The media has reported on peace talks between Ukraine and Russia—including fresh headlines just this weekend—but as Vladimir Putin targets Ukrainian civilians in a ruthless assault, he seems unlikely to cede ground at the bargaining table. "Putin's own penchant for risk and the patterns evident in other authoritarian regimes suggest that doubling down to secure his maximalist aims in Ukraine is the more likely outcome," Andrea Kendall-Taylor and Erica Frantz write in Foreign Policy. Putin couldn't bear "any perception of loss" that might topple him from power, they explain: "If Putin is ousted, similar leaders' track records suggest Putin stands a high likelihood of being jailed, exiled, or killed."
- Even a ceasefire. "The current assumption in Washington is that the Russians are probably not negotiating in good faith," writes Gideon Rachman in the Financial Times. "Even the announcement of a ceasefire is likely to be treated skeptically—since Russia may just use it as an opportunity to regroup militarily."
- Siege tactics. Top US officials say airstrikes on Ukrainian civilians are designed to reduce Volodymyr Zelensky's leverage, forcing him to proclaim his nation's neutrality while ceding southern and eastern territories. "It does appear that [Putin] is reverting to siege tactics," a US official tells the Wall Street Journal. Analysts from two Washington think tanks agree that Putin has reverted to "siege" or "siege-and-starve" tactics that deliberately target civilian infrastructure and unarmed civilians, "which are war crimes."
- Putin's Plan "B." With Russia's land assault sputtering, "the next best thing would be to drive five or 10 million Ukrainian refugees, particularly women, children and the elderly, into Poland, Hungary and Western Europe—with the purpose of creating such intense social and economic burdens that these NATO states will eventually pressure Zelensky to agree to whatever terms Putin is demanding to stop the war," Thomas Friedman writes in the New York Times. "Putin's plan B seems to be unfolding as planned."

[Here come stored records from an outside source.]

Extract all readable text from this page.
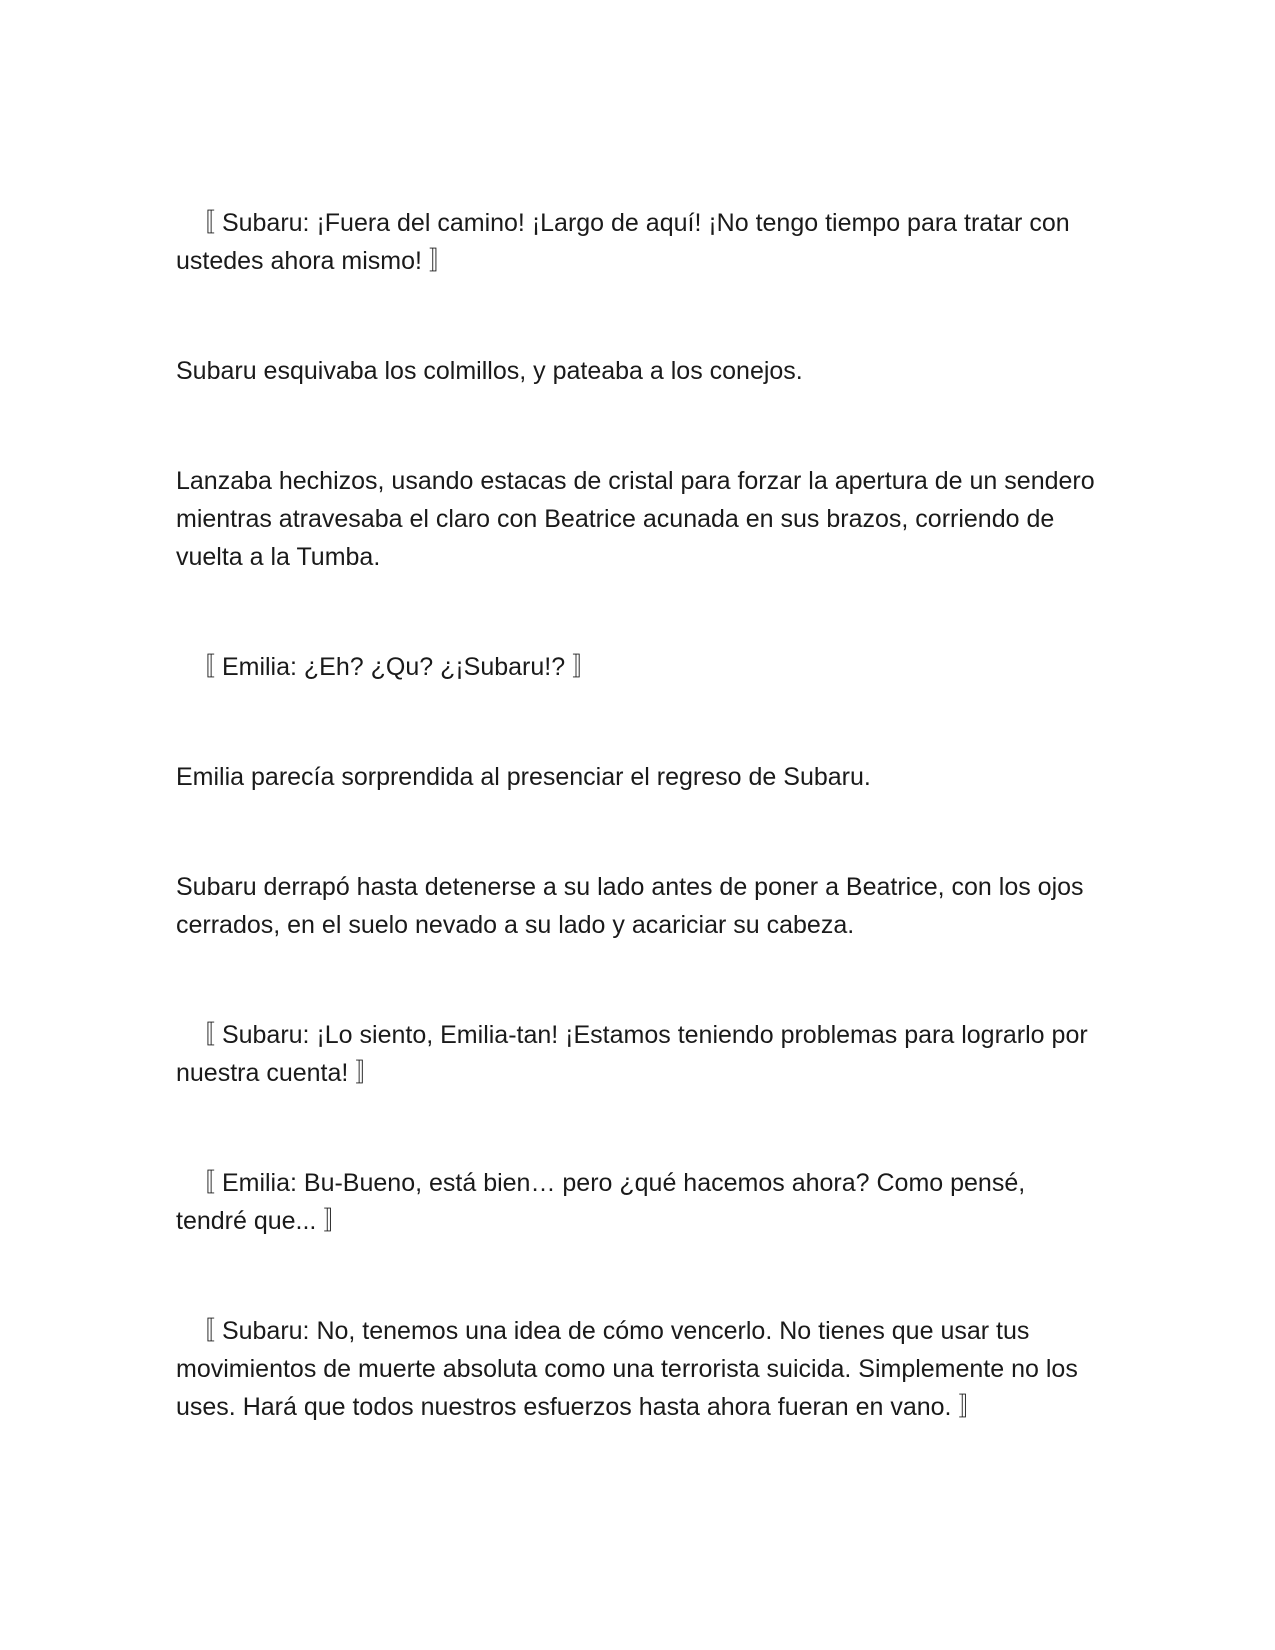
〚 Subaru: ¡Fuera del camino! ¡Largo de aquí! ¡No tengo tiempo para tratar con ustedes ahora mismo! 〛

Subaru esquivaba los colmillos, y pateaba a los conejos.

Lanzaba hechizos, usando estacas de cristal para forzar la apertura de un sendero mientras atravesaba el claro con Beatrice acunada en sus brazos, corriendo de vuelta a la Tumba.

〚 Emilia: ¿Eh? ¿Qu? ¿¡Subaru!? 〛

Emilia parecía sorprendida al presenciar el regreso de Subaru.

Subaru derrapó hasta detenerse a su lado antes de poner a Beatrice, con los ojos cerrados, en el suelo nevado a su lado y acariciar su cabeza.

〚 Subaru: ¡Lo siento, Emilia-tan! ¡Estamos teniendo problemas para lograrlo por nuestra cuenta! 〛

〚 Emilia: Bu-Bueno, está bien… pero ¿qué hacemos ahora? Como pensé, tendré que... 〛

〚 Subaru: No, tenemos una idea de cómo vencerlo. No tienes que usar tus movimientos de muerte absoluta como una terrorista suicida. Simplemente no los uses. Hará que todos nuestros esfuerzos hasta ahora fueran en vano. 〛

- Sanctions. Anyone hoping sanctions will spur peace talks should consider a comprehensive study that shows sanctions have worked partially just 34% of the time, the Week reported last month. Le Monde Diplomatique notes that previous sanctions actually pushed Russia to improve its domestic economy, making it a net exporter of agricultural products for the first time since the Soviet Union. "A pitiful substitute for diplomacy, a spiral of unilateral measures now threatens to lead to war in Europe," per LMD.
- A failed state. While NATO refuses to fight, Ukrainians are being killed and their infrastructure destroyed—which may satisfy Putin's alternate goal of crippling Ukraine without having to occupy major cities. Putin wants Ukraine to become a failed state "because it would bring an end to the threat of Ukraine as an intractable adversary" and remove "the prospect of a thriving and prosperous democratic model in the cradle of East Slavic civilization," Alexander Vindman and Dominic Cruz Bustillos wrote earlier this year in Foreign Affairs.